Attorney Gene Zweben disagrees. "There are certain experts that disagree as to the interpretation of the ADA," he says. " I don't know who his expert is, but until our experts go out and do a full investigation, we can't make a final determination as to whether his expert was right. The things that we have alleged have been alleged because our clients has told us that this is the case. I am confident that what we have alleged is correct."

Many of the defendants' attorneys also say that Schwartz and Zweben filed these lawsuits carelessly. Attorney Zweben and plaintiff English have also sued the Dollywood Foundation, the charity affiliated with Dolly Parton that distributes free books to children. However, Zweben told Metro Pulse that he intended to file the lawsuit against the Dollywood theme park. The Dollywood Foundation, however, still had to pay legal fees so that its attorneys could take the legal steps necessary to point out that the suit was filed in error.
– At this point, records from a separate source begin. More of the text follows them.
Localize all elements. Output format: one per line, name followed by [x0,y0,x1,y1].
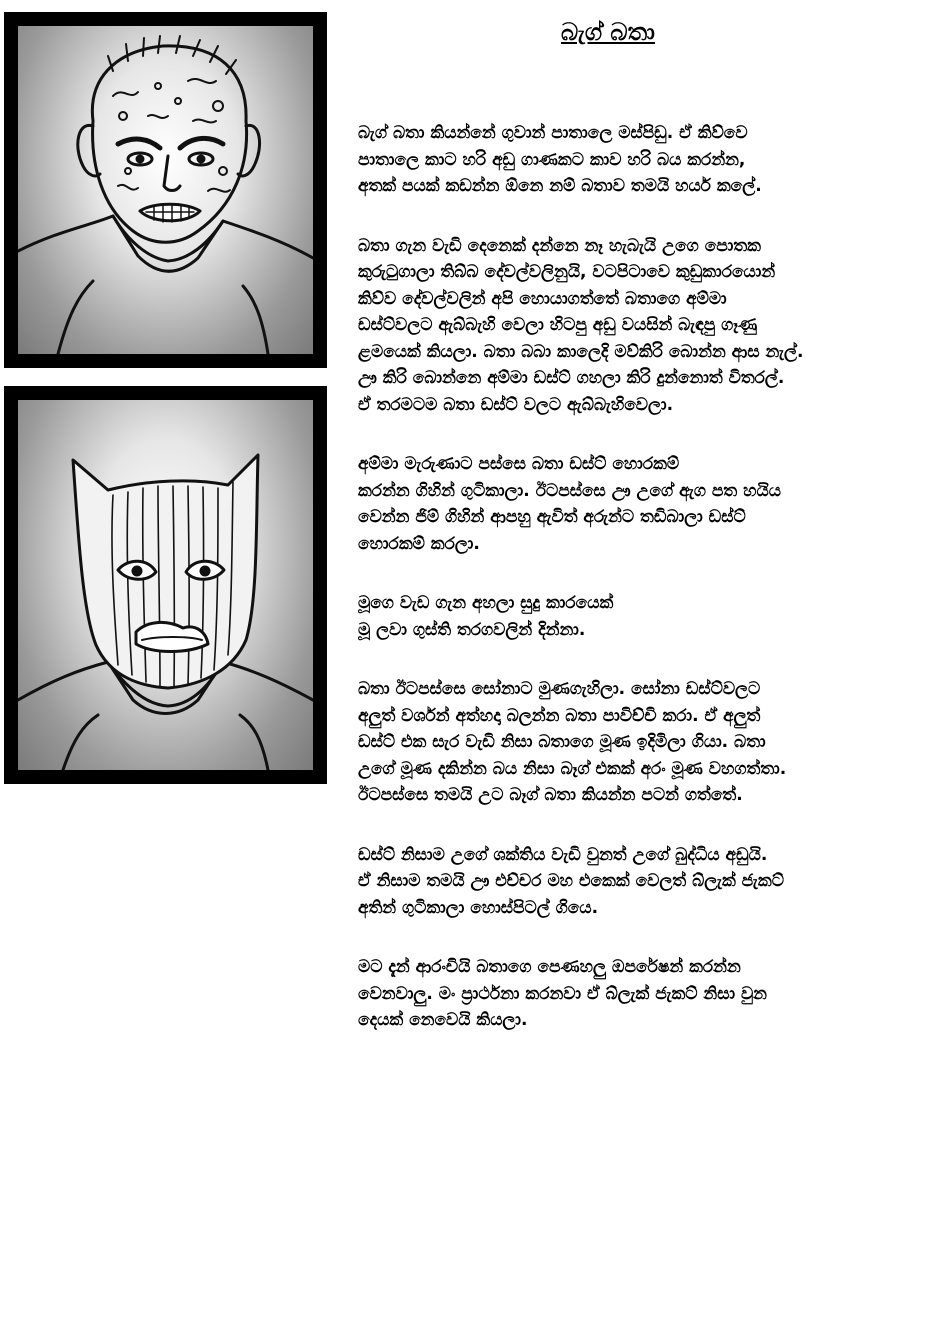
text-line: හොරකම් කරලා. [358,533,480,554]
paragraph-2 [358,233,918,419]
paragraph-1 [358,120,918,200]
text-line: මූ ලවා ගුස්ති තරගවලින් දින්නා. [358,619,586,640]
text-line: ඊටපස්සෙ තමයි උට බෑග් බතා කියන්න පටන් ගත්තේ. [358,785,743,805]
text-line: බැග් බතා කියන්නේ ගුවාන් පාතාලෙ මස්පිඩු. ඒ කිව්වෙ [358,123,748,143]
text-line: දෙයක් නෙවෙයි කියලා. [358,1010,528,1030]
text-line: බතා ගැන වැඩි දෙනෙක් දන්නෙ නෑ හැබැයි උගෙ පොතක [358,235,761,256]
text-line: ඌ කිරි බොන්නෙ අම්මා ඩස්ට් ගහලා කිරි දුන්නොත් විතරල්. [358,368,785,388]
portrait-panel-unmasked [4,12,327,368]
text-line: අම්මා මැරුණාට පස්සෙ බතා ඩස්ට් හොරකම් [358,454,680,474]
paragraph-5 [358,676,918,809]
text-line: කිව්ව දේවල්වලින් අපි හොයාගත්තේ බතාගෙ අම්මා [358,288,727,309]
text-line: ඩස්ට් නිසාම උගේ ශක්තිය වැඩි වුනත් උගේ බුද්ධිය අඩුයි. [358,844,768,865]
text-line: මූගෙ වැඩ ගැන අහලා සුදු කාරයෙක් [358,593,614,613]
text-line: බතා ඊටපස්සෙ සෝනාට මුණගැහිලා. සෝනා ඩස්ට්වලට [358,679,761,699]
bag-mask-drawing [18,400,313,770]
text-line: අලුත් වර්ශන් අත්හදා බලන්න බතා පාවිච්චි කරා. ඒ අලුත් [358,705,761,726]
portrait-masked-illustration [18,400,313,770]
text-line: වෙන්න ජිම් ගිහින් ආපහු ඇවිත් අරුන්ට තඩිබාලා ඩස්ට් [358,507,746,527]
scarred-face-drawing [18,26,313,354]
text-line: කුරුටුගාලා තිබ්බ දේවල්වලිනුයි, වටපිටාවෙ කුඩුකාරයොන් [358,262,776,282]
story-text [358,120,918,1067]
text-line: පාතාලෙ කාට හරි අඩු ගාණකට කාව හරි බය කරන්න, [358,149,746,170]
paragraph-7 [358,954,918,1034]
text-line: වෙනවාලු. මං ප්‍රාර්ථනා කරනවා ඒ බ්ලැක් ජැකට් නිසා වුන [358,983,767,1004]
text-line: මට දැන් ආරංචියි බතාගෙ පෙණහලු ඔපරේෂන් කරන්න [358,957,741,977]
text-line: ඩස්ට්වලට ඇබ්බැහි වෙලා හිටපු අඩු වයසින් බැඳපු ගෑණු [358,315,758,335]
text-line: ළමයෙක් කියලා. බතා බබා කාලෙදි මව්කිරි බොන්න ආස නැල්. [358,341,804,362]
text-line: කරන්න ගිහින් ගුටිකාලා. ඊටපස්සෙ ඌ උගේ ඇග පත හයිය [358,480,781,501]
portrait-panel-masked [4,386,327,784]
text-line: උගේ මූණ දකින්න බය නිසා බෑග් එකක් අරං මූණ වහගත්තා. [358,758,787,779]
text-line: ඒ තරමටම බතා ඩස්ට් වලට ඇබ්බැහිවෙලා. [358,394,674,415]
paragraph-3 [358,451,918,557]
text-line: අතින් ගුටිකාලා හොස්පිටල් ගියෙ. [358,897,599,918]
text-line: ඩස්ට් එක සැර වැඩි නිසා බතාගෙ මූණ ඉදිමිලා ගියා. බතා [358,732,766,752]
paragraph-6 [358,842,918,922]
text-line: ඒ නිසාම තමයි ඌ එච්චර මහ එකෙක් වෙලත් බ්ලැක් ජැකට් [358,871,784,891]
portrait-unmasked-illustration [18,26,313,354]
paragraph-4 [358,590,918,643]
text-line: අතක් පයක් කඩන්න ඕනෙ නම් බතාව තමයි හයර් කලේ. [358,176,762,196]
page-title: බැග් බතා [561,18,655,46]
The lawsuit against Sam & Andy's was originally filed against Chris Captain's uncle John Captain, who does not have an ownership interest in the restaurant. The Sam & Andy's lawsuit was also filed against two locations: West Town Mall and Fountain City. Chris Captain says that he almost never leaves the Fountain City location and claims that plaintiff English has "never, ever" been in the restaurant, which raises questions about how English can claim that the location is not ADA compliant.

Zweben denies that this is the case. "The people who have filed the lawsuits have been to every place that has been sued."

Another contention from defendants is that they weren't given any warning before the lawsuits were filed. "They are filing lawsuits without making any effort to resolve it beforehand," Herston says. "They never told Sawyer's that they had a problem and never wrote a letter or anything." Attorney Millenhour is even more outspoken. "From a small-business person's point of view, this falls into the category of litigational terrorism."

For the time being, the only thing that seems certain is that the lawsuits will continue to be filed and that small-business owners will be nervous. Like other defendants, Chris and Shannon Captain don't know what will happen with their case or how much they will have to pay to get it over with. Attorney Ed Summers says he intends to defend the case, "but as it nears trial, if there is an opportunity to settle it for less than it costs to defend it, then my advice would be for them to settle." Other attorneys such as Millenhour, Zitzman, and Herston say that they haven't decided what they will advise their clients to do.

English says she intends to follow through on her Dollywood lawsuit, saying that "90 percent of it is not accessible." She also says that she intends to sue the city because of accessibility problems at the City-County Building. "I won't stop until the people in the city of Knoxville accept the federal law that was passed 12 and a half years ago, and until people accept us and give us the same treatment that they give everyone else," she says. "I'm not doing this for fun."